Comment l’imagination a-t-elle développé notre capacité à coopérer ?
Il y a 100 000 ans, les différentes espèces humaines étaient petites en nombre et leur impact sur l’écosystème était minime, pas plus signifiant que celui des abeilles, des piverts ou des méduses aujourd’hui. Nous n’étions qu’un animal parmi d’autres. Aujourd’hui, nous sommes la seule espèce, car nos ancêtres en quittant l’Afrique de l’Est ont provoqué la disparition de toutes les autres espèces d’hominidés. “Nous nous sommes débarrassés de tous les autres”, affirme-t-il très rapidement, alors que les hypothèses sur la disparition de Néandertal notamment semblent encore un peu plus ouvertes. Avec 7 milliards d’individus, nous sommes l’un des animaux le plus importants de la planète en nombre. Nous pesons 300 millions de tonnes. Les animaux domestiques, les esclaves de nos besoins, comptent pour 700 millions de tonnes. Les animaux sauvages pour 100 millions. Quand on regarde National Geographic, le monde semble encore rempli d’animaux sauvages, mais en vérité, ils ne sont plus là. Ils représentent moins de 10% de la population totale des grands animaux et leur survie dépend entièrement de nos décisions et de nos désirs.
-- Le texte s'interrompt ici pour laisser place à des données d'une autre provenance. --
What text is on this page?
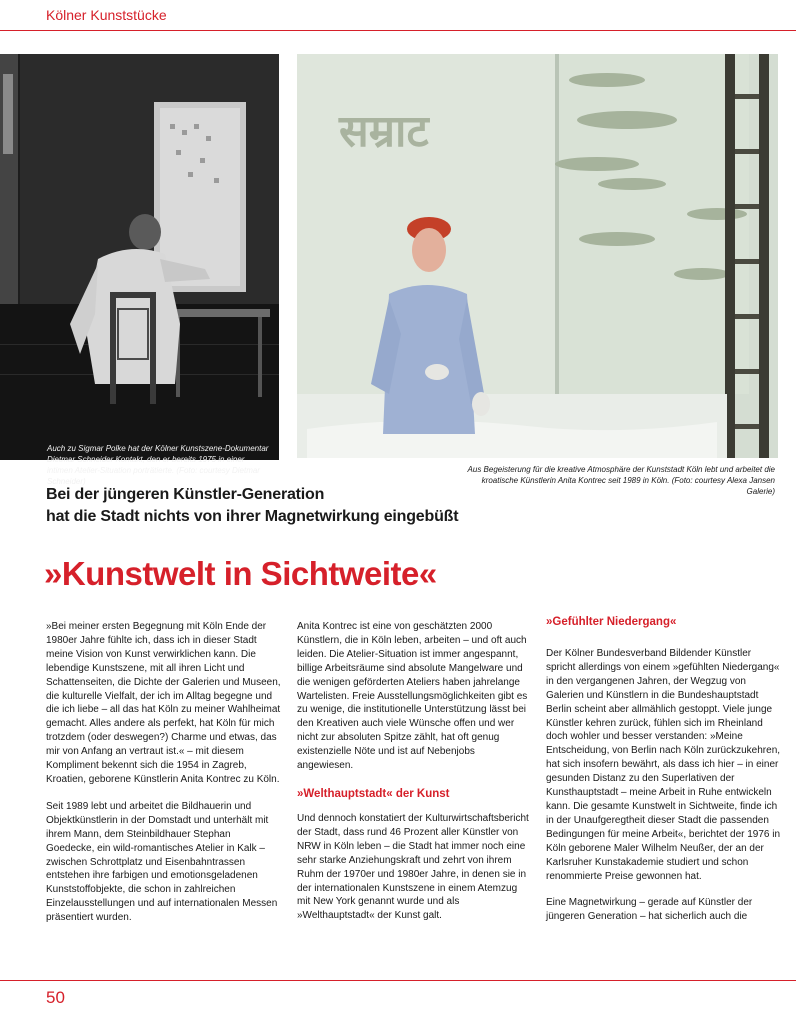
Kölner Kunststücke
Auch zu Sigmar Polke hat der Kölner Kunstszene-Dokumentar Dietmar Schneider Kontakt, den er bereits 1975 in einer intimen Atelier-Situation porträtierte. (Foto: courtesy Dietmar Schneider)
सम्राट
Aus Begeisterung für die kreative Atmosphäre der Kunststadt Köln lebt und arbeitet die kroatische Künstlerin Anita Kontrec seit 1989 in Köln. (Foto: courtesy Alexa Jansen Galerie)
Bei der jüngeren Künstler-Generation
hat die Stadt nichts von ihrer Magnetwirkung eingebüßt
»Kunstwelt in Sichtweite«

»Bei meiner ersten Begegnung mit Köln Ende der 1980er Jahre fühlte ich, dass ich in dieser Stadt meine Vision von Kunst verwirklichen kann. Die lebendige Kunstszene, mit all ihren Licht und Schattenseiten, die Dichte der Galerien und Museen, die kulturelle Vielfalt, der ich im Alltag begegne und die ich liebe – all das hat Köln zu meiner Wahlheimat gemacht. Alles andere als perfekt, hat Köln für mich trotzdem (oder deswegen?) Charme und etwas, das mir von Anfang an vertraut ist.« – mit diesem Kompliment bekennt sich die 1954 in Zagreb, Kroatien, geborene Künstlerin Anita Kontrec zu Köln.

Seit 1989 lebt und arbeitet die Bildhauerin und Objektkünstlerin in der Domstadt und unterhält mit ihrem Mann, dem Steinbildhauer Stephan Goedecke, ein wild-romantisches Atelier in Kalk – zwischen Schrottplatz und Eisenbahntrassen entstehen ihre farbigen und emotionsgeladenen Kunststoffobjekte, die schon in zahlreichen Einzelausstellungen und auf internationalen Messen präsentiert wurden.

Anita Kontrec ist eine von geschätzten 2000 Künstlern, die in Köln leben, arbeiten – und oft auch leiden. Die Atelier-Situation ist immer angespannt, billige Arbeitsräume sind absolute Mangelware und die wenigen geförderten Ateliers haben jahrelange Wartelisten. Freie Ausstellungsmöglichkeiten gibt es zu wenige, die institutionelle Unterstützung lässt bei den Kreativen auch viele Wünsche offen und wer nicht zur absoluten Spitze zählt, hat oft genug existenzielle Nöte und ist auf Nebenjobs angewiesen.

»Welthauptstadt« der Kunst

Und dennoch konstatiert der Kulturwirtschaftsbericht der Stadt, dass rund 46 Prozent aller Künstler von NRW in Köln leben – die Stadt hat immer noch eine sehr starke Anziehungskraft und zehrt von ihrem Ruhm der 1970er und 1980er Jahre, in denen sie in der internationalen Kunstszene in einem Atemzug mit New York genannt wurde und als »Welthauptstadt« der Kunst galt.

»Gefühlter Niedergang«

Der Kölner Bundesverband Bildender Künstler spricht allerdings von einem »gefühlten Niedergang« in den vergangenen Jahren, der Wegzug von Galerien und Künstlern in die Bundeshauptstadt Berlin scheint aber allmählich gestoppt. Viele junge Künstler kehren zurück, fühlen sich im Rheinland doch wohler und besser verstanden: »Meine Entscheidung, von Berlin nach Köln zurückzukehren, hat sich insofern bewährt, als dass ich hier – in einer gesunden Distanz zu den Superlativen der Kunsthauptstadt – meine Arbeit in Ruhe entwickeln kann. Die gesamte Kunstwelt in Sichtweite, finde ich in der Unaufgeregtheit dieser Stadt die passenden Bedingungen für meine Arbeit«, berichtet der 1976 in Köln geborene Maler Wilhelm Neußer, der an der Karlsruher Kunstakademie studiert und schon renommierte Preise gewonnen hat.

Eine Magnetwirkung – gerade auf Künstler der jüngeren Generation – hat sicherlich auch die

50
Comment sommes-nous passés de grands singes sans signification à des dieux sur terre ? Ce n’est pas une métaphore, insiste Harari, c’est un fait. Nous avons les capacités qui étaient l’apanage des dieux dans la mythologie. Nous savons créer la vie, créer des animaux. Depuis 4 milliards d’années, la vie a évolué selon les principes de la sélection naturelle. Mais désormais, il y a un nouveau principe, celui de la conception intelligente. Nous sommes capables de créer des formes de vie. Nous sommes devenus des dieux.
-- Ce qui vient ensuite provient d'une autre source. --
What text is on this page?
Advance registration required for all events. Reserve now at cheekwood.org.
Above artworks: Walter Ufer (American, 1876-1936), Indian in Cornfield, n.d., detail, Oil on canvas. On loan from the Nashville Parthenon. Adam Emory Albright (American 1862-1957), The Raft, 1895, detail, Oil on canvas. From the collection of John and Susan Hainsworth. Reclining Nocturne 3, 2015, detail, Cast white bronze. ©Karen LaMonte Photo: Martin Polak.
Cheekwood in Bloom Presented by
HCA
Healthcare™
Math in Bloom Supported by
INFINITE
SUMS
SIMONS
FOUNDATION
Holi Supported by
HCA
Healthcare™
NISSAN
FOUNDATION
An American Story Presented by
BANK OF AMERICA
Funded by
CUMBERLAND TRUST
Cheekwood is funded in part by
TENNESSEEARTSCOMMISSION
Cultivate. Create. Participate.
Quel est le secret de notre succès ?
Souvent, on cherche la réponse à un niveau individuel. On veut croire qu’il y a quelque chose d’unique dans l’homme, qui le rend supérieur aux autres animaux. Mais au niveau individuel, nous sommes très similaires aux chimpanzés. Seul sur une île déserte avec un chimpanzé, il aurait bien plus de chance de survivre que n’importe lequel d’entre nous. “Ce n’est pas au niveau individuel que nous sommes supérieurs aux autres. La raison qui explique notre domination repose sur le fait que nous sommes le seul animal capable de coopérer avec d’autres de manière flexible”.
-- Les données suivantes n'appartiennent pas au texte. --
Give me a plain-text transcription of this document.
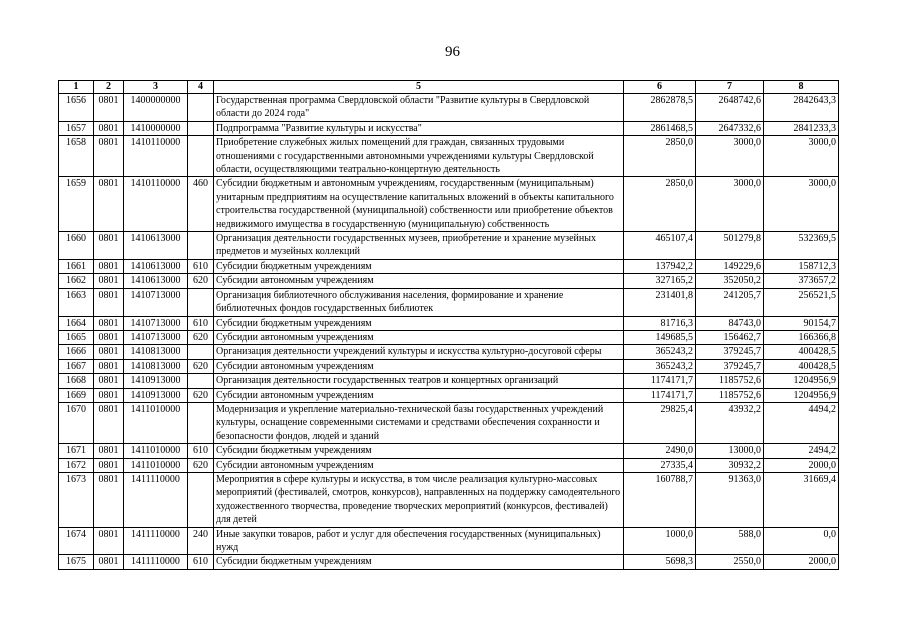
96
1	2	3	4	5	6	7	8
1656	0801	1400000000		Государственная программа Свердловской области "Развитие культуры в Свердловской области до 2024 года"	2862878,5	2648742,6	2842643,3
1657	0801	1410000000		Подпрограмма "Развитие культуры и искусства"	2861468,5	2647332,6	2841233,3
1658	0801	1410110000		Приобретение служебных жилых помещений для граждан, связанных трудовыми отношениями с государственными автономными учреждениями культуры Свердловской области, осуществляющими театрально-концертную деятельность	2850,0	3000,0	3000,0
1659	0801	1410110000	460	Субсидии бюджетным и автономным учреждениям, государственным (муниципальным) унитарным предприятиям на осуществление капитальных вложений в объекты капитального строительства государственной (муниципальной) собственности или приобретение объектов недвижимого имущества в государственную (муниципальную) собственность	2850,0	3000,0	3000,0
1660	0801	1410613000		Организация деятельности государственных музеев, приобретение и хранение музейных предметов и музейных коллекций	465107,4	501279,8	532369,5
1661	0801	1410613000	610	Субсидии бюджетным учреждениям	137942,2	149229,6	158712,3
1662	0801	1410613000	620	Субсидии автономным учреждениям	327165,2	352050,2	373657,2
1663	0801	1410713000		Организация библиотечного обслуживания населения, формирование и хранение библиотечных фондов государственных библиотек	231401,8	241205,7	256521,5
1664	0801	1410713000	610	Субсидии бюджетным учреждениям	81716,3	84743,0	90154,7
1665	0801	1410713000	620	Субсидии автономным учреждениям	149685,5	156462,7	166366,8
1666	0801	1410813000		Организация деятельности учреждений культуры и искусства культурно-досуговой сферы	365243,2	379245,7	400428,5
1667	0801	1410813000	620	Субсидии автономным учреждениям	365243,2	379245,7	400428,5
1668	0801	1410913000		Организация деятельности государственных театров и концертных организаций	1174171,7	1185752,6	1204956,9
1669	0801	1410913000	620	Субсидии автономным учреждениям	1174171,7	1185752,6	1204956,9
1670	0801	1411010000		Модернизация и укрепление материально-технической базы государственных учреждений культуры, оснащение современными системами и средствами обеспечения сохранности и безопасности фондов, людей и зданий	29825,4	43932,2	4494,2
1671	0801	1411010000	610	Субсидии бюджетным учреждениям	2490,0	13000,0	2494,2
1672	0801	1411010000	620	Субсидии автономным учреждениям	27335,4	30932,2	2000,0
1673	0801	1411110000		Мероприятия в сфере культуры и искусства, в том числе реализация культурно-массовых мероприятий (фестивалей, смотров, конкурсов), направленных на поддержку самодеятельного художественного творчества, проведение творческих мероприятий (конкурсов, фестивалей) для детей	160788,7	91363,0	31669,4
1674	0801	1411110000	240	Иные закупки товаров, работ и услуг для обеспечения государственных (муниципальных) нужд	1000,0	588,0	0,0
1675	0801	1411110000	610	Субсидии бюджетным учреждениям	5698,3	2550,0	2000,0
Les abeilles savent bien sûr coopérer par millions. Mais chez elles, la coopération est très rigide. Les ruches s’organisent d’une seule manière. Les abeilles ne savent pas réinventer leur système de coopération sociale. Elles ne savent pas guillotiner leur reine pour mettre en place une démocratie. Le comportement social des abeilles n’est pas flexible. D’autres animaux sont plus flexibles comme les chimpanzés ou les loups. Mais ils ne savent coopérer que dans de petits groupes, car leur capacité à coopérer est liée à la connaissance intime qu’ils ont les uns des autres. Ils ne savent pas non plus coopérer avec des étrangers au groupe. Homo Sapiens est le seul animal capable de combiner la flexibilité avec de très grands groupes. Si au niveau individuel, nous ne sommes pas supérieurs aux chimpanzés, ce n’est pas le cas à un niveau collectif : si on oppose 1000 humains à 1000 chimpanzés, les humains vont gagner. 100 000 chimpanzés créent le chaos, alors qu’avec 100 000 humains on obtient des réseaux de coopération hautement sophistiqués, comme des organisations ou des Etats. Les singes ne donnent pas une conférence devant des étrangers. Je ne connais pas le pilote de l’avion qui m’a amené ici. Je ne connais pas les organisateurs de la conférence, ni les gens dont j’ai lu les livres pour écrire le mien, mais tous ont coopéré de manière efficace, explique Harari. Et c’est cela le propre de l’homme. Qu’importe si la coopération humaine nous a, à la fois, permis d’aller sur la lune comme permis de développer des centres pénitenciers.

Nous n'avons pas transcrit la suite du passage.